I might have made some reply to his flattering confidences, but I

heard some one walk quickly across the foot-path outside and through

the wide entrance porch. In another moment the door of the salon was

thrown open, and a figure stood radiant and smiling in the doorway.

The antechamber had already been lighted, and the figure was

silhouetted against the yellow radiance.

"So you are here, and I have found you, all in the dark!"

Alresca turned his head.

"Rosa!" he cried in bewilderment, put out his arms, and then drew them

sharply back again.

It was Rosetta. She ran towards us, and shook hands with kind

expressions of greeting, and our eyes followed her as she moved about,

striking matches and applying them to candles. Then she took off her

hat and veil.

"There! I seemed to know the house," she said. "Immediately I had

entered the courtyard I felt that there was a corridor running to the

right, and at the end of that corridor some steps and a landing and a

door, and on the other side of that door a large drawing-room. And

so, without ringing or waiting for the faithful Alexis, I came in."

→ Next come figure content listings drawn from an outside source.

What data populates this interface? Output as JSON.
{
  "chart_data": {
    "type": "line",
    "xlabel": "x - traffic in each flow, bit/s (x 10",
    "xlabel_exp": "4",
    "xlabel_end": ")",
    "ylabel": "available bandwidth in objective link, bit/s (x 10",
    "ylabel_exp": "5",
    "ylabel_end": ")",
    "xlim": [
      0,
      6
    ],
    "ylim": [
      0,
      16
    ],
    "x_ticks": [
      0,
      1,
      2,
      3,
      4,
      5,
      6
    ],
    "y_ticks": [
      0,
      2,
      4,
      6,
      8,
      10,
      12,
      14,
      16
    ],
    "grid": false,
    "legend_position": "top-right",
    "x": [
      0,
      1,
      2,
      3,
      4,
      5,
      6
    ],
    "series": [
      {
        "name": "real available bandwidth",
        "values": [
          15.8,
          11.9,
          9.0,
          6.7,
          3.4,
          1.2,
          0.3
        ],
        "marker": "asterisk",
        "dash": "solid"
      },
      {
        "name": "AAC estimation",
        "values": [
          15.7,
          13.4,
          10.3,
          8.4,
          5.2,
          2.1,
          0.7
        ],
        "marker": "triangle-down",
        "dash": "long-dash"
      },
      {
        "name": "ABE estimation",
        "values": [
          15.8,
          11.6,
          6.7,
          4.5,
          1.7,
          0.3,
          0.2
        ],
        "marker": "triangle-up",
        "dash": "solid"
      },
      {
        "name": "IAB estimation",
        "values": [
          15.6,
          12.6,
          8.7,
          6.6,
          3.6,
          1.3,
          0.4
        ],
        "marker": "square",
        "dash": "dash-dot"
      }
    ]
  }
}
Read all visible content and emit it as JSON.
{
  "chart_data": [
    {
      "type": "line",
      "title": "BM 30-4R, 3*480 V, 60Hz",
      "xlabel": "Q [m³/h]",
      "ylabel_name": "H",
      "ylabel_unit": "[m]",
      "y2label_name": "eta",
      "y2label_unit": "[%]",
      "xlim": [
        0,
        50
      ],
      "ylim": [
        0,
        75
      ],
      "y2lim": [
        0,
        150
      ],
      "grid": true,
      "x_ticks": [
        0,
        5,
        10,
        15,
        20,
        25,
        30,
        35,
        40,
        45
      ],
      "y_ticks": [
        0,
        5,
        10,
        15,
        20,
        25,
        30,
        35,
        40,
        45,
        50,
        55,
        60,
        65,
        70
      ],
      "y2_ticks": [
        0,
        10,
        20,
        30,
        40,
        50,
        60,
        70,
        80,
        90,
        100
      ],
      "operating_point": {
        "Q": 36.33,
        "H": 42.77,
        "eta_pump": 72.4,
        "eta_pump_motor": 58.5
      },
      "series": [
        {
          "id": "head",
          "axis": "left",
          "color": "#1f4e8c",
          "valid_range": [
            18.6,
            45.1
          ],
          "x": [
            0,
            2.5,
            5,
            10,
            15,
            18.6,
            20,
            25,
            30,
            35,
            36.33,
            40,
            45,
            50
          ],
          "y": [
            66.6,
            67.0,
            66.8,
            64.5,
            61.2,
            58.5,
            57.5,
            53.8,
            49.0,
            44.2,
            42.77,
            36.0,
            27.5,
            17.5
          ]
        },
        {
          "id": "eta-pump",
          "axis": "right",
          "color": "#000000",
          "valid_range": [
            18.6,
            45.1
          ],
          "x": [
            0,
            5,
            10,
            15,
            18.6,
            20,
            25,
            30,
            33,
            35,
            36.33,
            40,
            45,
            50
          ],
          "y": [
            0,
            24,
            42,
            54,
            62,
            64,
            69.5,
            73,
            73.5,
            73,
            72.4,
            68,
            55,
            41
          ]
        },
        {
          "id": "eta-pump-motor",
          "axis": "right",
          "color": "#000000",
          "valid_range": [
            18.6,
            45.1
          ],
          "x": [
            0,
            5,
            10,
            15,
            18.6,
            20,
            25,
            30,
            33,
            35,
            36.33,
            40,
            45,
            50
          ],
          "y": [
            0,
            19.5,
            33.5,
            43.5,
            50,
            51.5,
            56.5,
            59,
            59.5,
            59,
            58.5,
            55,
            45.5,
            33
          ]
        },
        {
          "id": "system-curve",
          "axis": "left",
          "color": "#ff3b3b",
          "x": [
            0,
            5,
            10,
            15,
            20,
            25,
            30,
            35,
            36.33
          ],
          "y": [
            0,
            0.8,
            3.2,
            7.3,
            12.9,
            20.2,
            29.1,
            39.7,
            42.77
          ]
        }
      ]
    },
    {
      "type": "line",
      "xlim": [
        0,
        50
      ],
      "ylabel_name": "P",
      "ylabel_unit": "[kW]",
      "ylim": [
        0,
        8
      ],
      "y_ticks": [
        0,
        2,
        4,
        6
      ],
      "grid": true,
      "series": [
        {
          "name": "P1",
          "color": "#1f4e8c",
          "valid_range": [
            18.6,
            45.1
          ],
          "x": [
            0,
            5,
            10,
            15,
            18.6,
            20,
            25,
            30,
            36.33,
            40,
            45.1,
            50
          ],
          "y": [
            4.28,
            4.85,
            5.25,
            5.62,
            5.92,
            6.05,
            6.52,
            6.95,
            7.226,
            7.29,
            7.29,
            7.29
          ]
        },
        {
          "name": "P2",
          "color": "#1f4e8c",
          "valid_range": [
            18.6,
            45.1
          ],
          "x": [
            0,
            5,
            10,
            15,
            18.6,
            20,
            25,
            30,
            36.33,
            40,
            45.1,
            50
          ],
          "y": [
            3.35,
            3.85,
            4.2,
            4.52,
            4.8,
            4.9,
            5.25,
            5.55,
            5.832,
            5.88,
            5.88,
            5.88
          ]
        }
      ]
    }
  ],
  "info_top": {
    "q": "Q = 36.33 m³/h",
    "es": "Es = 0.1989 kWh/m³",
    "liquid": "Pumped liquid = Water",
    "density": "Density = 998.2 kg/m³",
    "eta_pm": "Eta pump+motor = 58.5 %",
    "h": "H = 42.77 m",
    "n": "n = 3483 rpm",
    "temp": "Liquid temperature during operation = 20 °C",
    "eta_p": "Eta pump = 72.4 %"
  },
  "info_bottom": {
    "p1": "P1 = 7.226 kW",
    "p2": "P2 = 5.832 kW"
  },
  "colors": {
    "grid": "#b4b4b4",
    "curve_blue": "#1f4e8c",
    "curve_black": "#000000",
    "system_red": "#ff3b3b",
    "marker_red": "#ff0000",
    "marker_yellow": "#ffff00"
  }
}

"And what brings you to Bruges, dear lady?" asked Alresca.

"Solicitude for your health, dear sir," she replied, smiling. "At

Bayreuth I met that quaint person, Mrs. Sullivan Smith, who told me

that you were still here with Mr. Foster; and to-day, as I was

travelling from Cologne to Ostend, the idea suddenly occurred to me to

spend one night at Bruges, and make inquiries into your condition--and

that of Mr. Foster. You know the papers have been publishing the most

contradictory accounts."

"Have they indeed?" laughed Alresca.

But I could see that he was nervous and not at ease. For myself, I

was, it must be confessed, enchanted to see Rosa again, and so

unexpectedly, and it was amazingly nice of her to include myself in

her inquiries, and yet I divined that it would have been better if she

had never come. I had a sense of some sort of calamity.